April 29, 2021

Early intervention eases laryngeal injury healing

Alexander Gelbard, MD, associate professor of Otolaryngology-Head and Neck Surgery, reported in JAMA Otolaryngology-Head and Neck Surgery that early intervention treatment for acute laryngeal injury after intubation may prevent tracheostomy dependence and the need for additional surgical procedures.

 

by Emily Stembridge

Alexander Gelbard, MD, associate professor of Otolaryngology-Head and Neck Surgery, reported in JAMA Otolaryngology-Head and Neck Surgery that early intervention treatment for acute laryngeal injury after intubation may prevent tracheostomy dependence and the need for additional surgical procedures.

Alexander Gelbard, MD

The study evaluated 29 patients with laryngeal injury resulting from endotracheal intubation between 2014 and 2018. Ten patients with intubation injury to the posterior glottis who received early treatment were compared with 19 patients who received late treatment.

Patients who received early intervention — treatment performed 45 days or less after intubation — required fewer total procedures than patients who received late intervention. None of the patients who received early intervention treatment required an open procedure to remove their tracheostomy tube, a process called decannulation, while 90% of late intervention patients required open procedures to remove the tube.

Common conditions and illnesses that can require intubation include heart attacks, pneumonia and more recently, COVID-19. Over time, otolaryngologists such as Gelbard have noticed patients struggling with their voice box after decannulation.

“The tube creates pressure ulcers on the voice box,” Gelbard said. “After the tube comes out, the ulcers heal, creating scar tissue that limits the movement of the vocal cords. When this happens, patients struggle to breathe, even after healing from their illness.”

To improve outcomes after intubation, Gelbard and colleagues decided to address potential injury by identifying people at risk for laryngeal scarring early on, in hopes of helping patients return to normal life after intubation.

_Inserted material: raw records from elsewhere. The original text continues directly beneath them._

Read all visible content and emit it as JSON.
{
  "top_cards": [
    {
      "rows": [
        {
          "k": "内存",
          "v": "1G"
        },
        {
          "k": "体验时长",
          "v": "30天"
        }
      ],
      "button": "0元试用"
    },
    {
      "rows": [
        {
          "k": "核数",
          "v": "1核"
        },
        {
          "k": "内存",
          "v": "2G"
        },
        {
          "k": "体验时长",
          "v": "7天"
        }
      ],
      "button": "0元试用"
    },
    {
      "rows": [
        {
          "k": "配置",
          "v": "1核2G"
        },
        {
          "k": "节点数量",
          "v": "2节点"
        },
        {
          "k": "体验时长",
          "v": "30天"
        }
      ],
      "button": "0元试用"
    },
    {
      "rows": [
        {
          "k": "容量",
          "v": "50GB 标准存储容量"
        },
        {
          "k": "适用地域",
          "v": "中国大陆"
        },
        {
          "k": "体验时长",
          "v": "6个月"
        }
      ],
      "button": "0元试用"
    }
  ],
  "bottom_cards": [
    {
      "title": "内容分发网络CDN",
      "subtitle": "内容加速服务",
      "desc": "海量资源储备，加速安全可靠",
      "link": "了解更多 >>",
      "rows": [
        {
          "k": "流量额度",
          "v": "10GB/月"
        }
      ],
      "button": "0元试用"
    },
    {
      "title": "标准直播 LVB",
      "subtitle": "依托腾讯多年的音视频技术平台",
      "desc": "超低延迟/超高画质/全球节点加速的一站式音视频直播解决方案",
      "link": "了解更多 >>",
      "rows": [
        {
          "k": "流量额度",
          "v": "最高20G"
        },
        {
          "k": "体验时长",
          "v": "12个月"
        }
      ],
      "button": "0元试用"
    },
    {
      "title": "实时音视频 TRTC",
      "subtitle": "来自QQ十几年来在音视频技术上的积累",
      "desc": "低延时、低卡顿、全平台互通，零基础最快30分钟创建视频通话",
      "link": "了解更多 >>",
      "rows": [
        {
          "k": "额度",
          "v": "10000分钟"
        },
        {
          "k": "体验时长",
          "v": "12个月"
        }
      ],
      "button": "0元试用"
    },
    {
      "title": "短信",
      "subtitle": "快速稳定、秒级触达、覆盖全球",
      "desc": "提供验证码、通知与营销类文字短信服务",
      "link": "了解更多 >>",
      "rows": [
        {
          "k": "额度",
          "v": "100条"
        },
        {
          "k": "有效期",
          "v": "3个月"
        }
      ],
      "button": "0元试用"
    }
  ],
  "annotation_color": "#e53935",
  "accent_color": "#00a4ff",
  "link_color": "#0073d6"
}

Patient populations who are at higher risk for laryngeal injury include people who are diabetic, people who are intubated for more than 12 hours and people who require a tube size larger than 75 millimeters. Once at-risk patients are identified, care providers can examine the voice box and apply anti-inflammatory medicine to prevent early scar formation from becoming deep lesions, which are harder to heal later on.

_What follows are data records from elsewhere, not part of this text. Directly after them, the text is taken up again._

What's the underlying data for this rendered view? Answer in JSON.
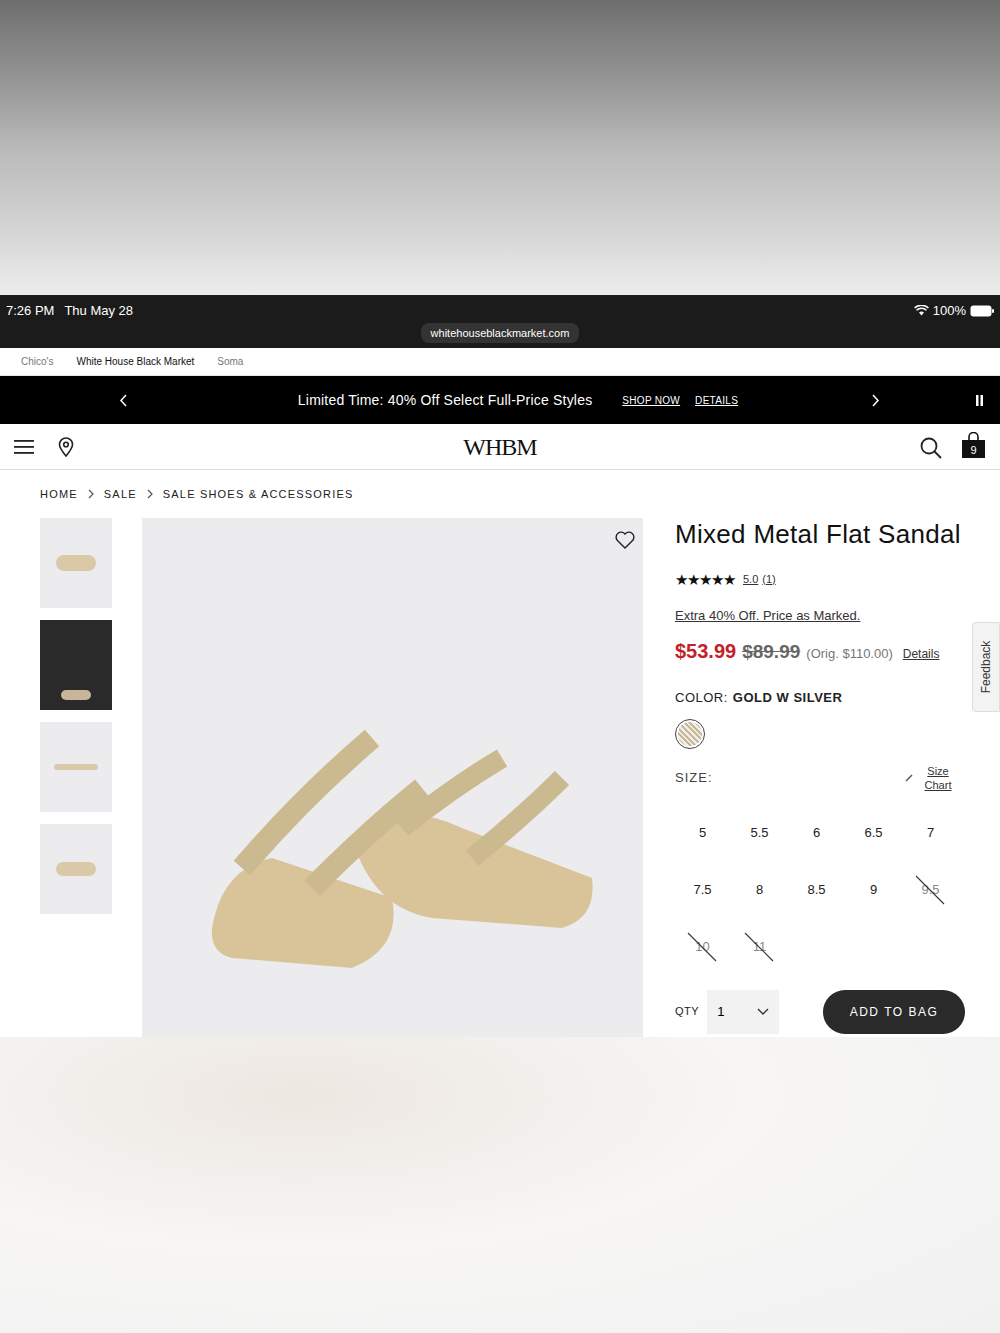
{
  "status_bar": {
    "time": "7:26 PM",
    "date": "Thu May 28",
    "battery": "100%",
    "url": "whitehouseblackmarket.com"
  },
  "brand_tabs": [
    {
      "label": "Chico's",
      "selected": false
    },
    {
      "label": "White House Black Market",
      "selected": true
    },
    {
      "label": "Soma",
      "selected": false
    }
  ],
  "promo": {
    "text": "Limited Time: 40% Off Select Full-Price Styles",
    "links": [
      "SHOP NOW",
      "DETAILS"
    ]
  },
  "header": {
    "logo": "WHBM",
    "bag_count": "9"
  },
  "breadcrumb": [
    "HOME",
    "SALE",
    "SALE SHOES & ACCESSORIES"
  ],
  "product": {
    "title": "Mixed Metal Flat Sandal",
    "stars": 5,
    "rating": "5.0",
    "review_count": "(1)",
    "promo": "Extra 40% Off. Price as Marked.",
    "sale_price": "$53.99",
    "price": "$89.99",
    "orig_price": "(Orig. $110.00)",
    "details": "Details",
    "color_label": "COLOR:",
    "color_value": "GOLD W SILVER",
    "size_label": "SIZE:",
    "size_chart": "Size Chart",
    "sizes": [
      {
        "label": "5",
        "disabled": false
      },
      {
        "label": "5.5",
        "disabled": false
      },
      {
        "label": "6",
        "disabled": false
      },
      {
        "label": "6.5",
        "disabled": false
      },
      {
        "label": "7",
        "disabled": false
      },
      {
        "label": "7.5",
        "disabled": false
      },
      {
        "label": "8",
        "disabled": false
      },
      {
        "label": "8.5",
        "disabled": false
      },
      {
        "label": "9",
        "disabled": false
      },
      {
        "label": "9.5",
        "disabled": true
      },
      {
        "label": "10",
        "disabled": true
      },
      {
        "label": "11",
        "disabled": true
      }
    ],
    "qty_label": "QTY",
    "qty": "1",
    "add_to_bag": "ADD TO BAG"
  },
  "feedback": "Feedback"
}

“Dr. Gelbard’s findings can transform care for these patients who recover from a critical illness, yet regrettably might suffer the sequela of a scarred and crippled larynx, which impairs breathing and speaking,” said Roland Eavey, MD, MS, Guy M. Maness Professor and chair of the department.

“This study is also informed by Dr. Gelbard’s NIH-funded research efforts in laryngeal biology and his extensive surgical laryngeal reconstruction efforts with his partner, Dr. Christopher Wootten. Prevention is paramount in these patients. Despite meticulous and appropriate ICU care, should laryngeal damage unfortunately still occur, it appears that early rather than later surgical intervention is the next best option.”

Although the study was conducted before the rise of COVID-19, the pandemic has only made clinicians more aware of the potential for long-term larynx damage. “An increase in mechanical ventilation for patients with COVID means there’s also been a significant increase in laryngeal injury over the past year,” said Gelbard.

But with collaboration across multiple medical fields, such as otolaryngology, critical care and surgery, Gelbard says this problem can be easily prevented.

“We want to ensure that the entire care team is carefully considering the larynx before and after intubation,” he said. “By doing that, we can alter patients’ lives — restoring their ability to talk and breathe after healing from life-threatening illnesses.”